Every CSS custom property is a design decision. Every semantic HTML element is information architecture. The portfolio demonstrates that design engineering isn't about choosing between design and code — it's about doing both with intent. The modular architecture mirrors the same systematic thinking that drives design system work in product teams.

AI Amplifies, Doesn't Replace

AI-augmented work is powerful, but only when you bring strong design opinions to the conversation. The AI accelerated execution, but every meaningful decision was human judgement. The visual metaphors, the restraint, the Death Stranding reference as conceptual anchor: these came from 20 years of design sensibility, not a prompt.

From Monolith to Modular

The project evolved from five self-contained HTML files with ~800 lines of inline CSS each into a modular system: shared stylesheets, paired JS components, and per-page overrides reduced to four lines. A single change now propagates to every case study — the same principle behind any design system.

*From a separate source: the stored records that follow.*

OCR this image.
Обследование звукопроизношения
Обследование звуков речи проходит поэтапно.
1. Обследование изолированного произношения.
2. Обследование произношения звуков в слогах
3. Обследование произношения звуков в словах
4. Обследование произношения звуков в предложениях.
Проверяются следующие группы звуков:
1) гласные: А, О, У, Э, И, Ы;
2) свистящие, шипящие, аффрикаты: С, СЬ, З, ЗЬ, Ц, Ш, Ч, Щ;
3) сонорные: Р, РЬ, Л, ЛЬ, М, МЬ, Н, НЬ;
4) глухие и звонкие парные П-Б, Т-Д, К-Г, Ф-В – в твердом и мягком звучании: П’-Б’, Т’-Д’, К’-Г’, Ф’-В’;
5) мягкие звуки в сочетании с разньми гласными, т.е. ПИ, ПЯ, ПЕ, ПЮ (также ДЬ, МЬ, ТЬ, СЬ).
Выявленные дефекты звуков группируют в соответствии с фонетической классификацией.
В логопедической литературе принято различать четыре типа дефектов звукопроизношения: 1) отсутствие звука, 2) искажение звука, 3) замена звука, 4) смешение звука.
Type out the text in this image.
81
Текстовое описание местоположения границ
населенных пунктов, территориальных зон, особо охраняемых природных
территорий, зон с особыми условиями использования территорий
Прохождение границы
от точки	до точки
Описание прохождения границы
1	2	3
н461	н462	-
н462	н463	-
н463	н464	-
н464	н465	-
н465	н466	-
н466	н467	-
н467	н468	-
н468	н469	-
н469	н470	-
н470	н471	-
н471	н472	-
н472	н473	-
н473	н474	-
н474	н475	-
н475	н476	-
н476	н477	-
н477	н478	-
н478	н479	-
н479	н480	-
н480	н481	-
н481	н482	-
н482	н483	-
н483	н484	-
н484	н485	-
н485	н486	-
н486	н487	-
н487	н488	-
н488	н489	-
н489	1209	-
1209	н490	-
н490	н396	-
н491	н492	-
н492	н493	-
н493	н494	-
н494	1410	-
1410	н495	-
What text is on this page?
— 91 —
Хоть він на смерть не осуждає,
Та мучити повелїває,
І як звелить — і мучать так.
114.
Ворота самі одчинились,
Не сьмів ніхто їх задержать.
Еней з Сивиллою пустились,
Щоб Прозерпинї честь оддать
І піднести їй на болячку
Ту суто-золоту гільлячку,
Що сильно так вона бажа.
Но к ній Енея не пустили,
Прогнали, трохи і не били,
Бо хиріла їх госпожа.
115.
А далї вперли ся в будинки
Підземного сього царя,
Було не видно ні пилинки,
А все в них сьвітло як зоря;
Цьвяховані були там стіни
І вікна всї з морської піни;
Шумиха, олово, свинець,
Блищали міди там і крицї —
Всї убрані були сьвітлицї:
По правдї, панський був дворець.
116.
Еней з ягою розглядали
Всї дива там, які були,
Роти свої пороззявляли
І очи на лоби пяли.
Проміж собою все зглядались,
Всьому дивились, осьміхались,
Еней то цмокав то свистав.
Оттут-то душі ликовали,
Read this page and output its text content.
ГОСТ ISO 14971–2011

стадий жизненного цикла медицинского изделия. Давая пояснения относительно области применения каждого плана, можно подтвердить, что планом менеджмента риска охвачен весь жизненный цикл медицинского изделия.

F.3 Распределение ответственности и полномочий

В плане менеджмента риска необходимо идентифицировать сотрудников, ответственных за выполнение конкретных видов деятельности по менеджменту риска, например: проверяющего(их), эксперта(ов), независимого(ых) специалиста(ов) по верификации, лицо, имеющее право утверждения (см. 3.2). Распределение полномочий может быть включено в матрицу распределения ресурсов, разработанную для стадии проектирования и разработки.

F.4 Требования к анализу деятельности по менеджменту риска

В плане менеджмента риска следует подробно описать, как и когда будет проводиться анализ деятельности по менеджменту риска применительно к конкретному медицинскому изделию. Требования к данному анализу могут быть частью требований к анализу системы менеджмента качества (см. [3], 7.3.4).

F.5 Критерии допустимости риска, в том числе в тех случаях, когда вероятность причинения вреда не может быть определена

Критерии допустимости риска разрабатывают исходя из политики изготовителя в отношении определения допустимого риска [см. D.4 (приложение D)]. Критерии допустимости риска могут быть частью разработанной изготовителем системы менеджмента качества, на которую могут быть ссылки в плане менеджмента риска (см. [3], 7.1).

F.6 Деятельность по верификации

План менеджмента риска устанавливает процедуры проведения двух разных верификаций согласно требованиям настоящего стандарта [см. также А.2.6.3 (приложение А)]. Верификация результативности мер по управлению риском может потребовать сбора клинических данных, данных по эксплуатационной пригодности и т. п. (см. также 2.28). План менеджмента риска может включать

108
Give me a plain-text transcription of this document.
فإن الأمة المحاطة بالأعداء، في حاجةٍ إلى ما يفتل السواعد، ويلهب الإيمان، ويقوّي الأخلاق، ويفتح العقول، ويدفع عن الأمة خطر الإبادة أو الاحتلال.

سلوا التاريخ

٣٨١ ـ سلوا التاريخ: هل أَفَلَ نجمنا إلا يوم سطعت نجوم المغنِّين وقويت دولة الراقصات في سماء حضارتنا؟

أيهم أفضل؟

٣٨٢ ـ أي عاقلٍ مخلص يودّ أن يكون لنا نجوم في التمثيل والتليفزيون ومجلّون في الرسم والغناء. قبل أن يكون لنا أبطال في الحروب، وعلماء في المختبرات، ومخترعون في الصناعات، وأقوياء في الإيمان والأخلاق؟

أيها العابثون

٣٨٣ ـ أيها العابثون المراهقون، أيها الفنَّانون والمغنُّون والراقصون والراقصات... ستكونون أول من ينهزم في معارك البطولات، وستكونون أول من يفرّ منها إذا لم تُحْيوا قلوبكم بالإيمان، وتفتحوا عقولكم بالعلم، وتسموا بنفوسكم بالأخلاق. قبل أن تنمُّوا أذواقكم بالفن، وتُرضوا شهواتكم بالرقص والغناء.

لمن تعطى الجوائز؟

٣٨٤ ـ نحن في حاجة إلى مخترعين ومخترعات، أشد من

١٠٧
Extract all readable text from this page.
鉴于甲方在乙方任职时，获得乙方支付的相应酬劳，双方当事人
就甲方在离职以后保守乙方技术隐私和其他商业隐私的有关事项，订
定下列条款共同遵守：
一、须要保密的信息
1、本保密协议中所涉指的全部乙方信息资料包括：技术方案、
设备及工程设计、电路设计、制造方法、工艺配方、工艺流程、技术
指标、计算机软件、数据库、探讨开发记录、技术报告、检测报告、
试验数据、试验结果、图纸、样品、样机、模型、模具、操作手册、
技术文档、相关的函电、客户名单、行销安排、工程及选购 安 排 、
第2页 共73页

Three Breakpoints, Zero Frameworks

A full responsive audit uncovered gaps in tablet coverage. The fix introduced proper breakpoints with intermediate values — all achieved with CSS custom properties and media queries. No Tailwind, no Bootstrap, no PostCSS.

Inclusive by Architecture

Accessibility was woven into the build, not bolted on. Semantic HTML throughout, ARIA roles on interactive components, keyboard navigation, visible focus states, and a cursor system that gracefully degrades for assistive tech.

From Portfolio to Practice

This project validated the workflow. The next step is applying the same approach — design system thinking and AI-augmented iteration — to product work. The portfolio itself is proof the process works.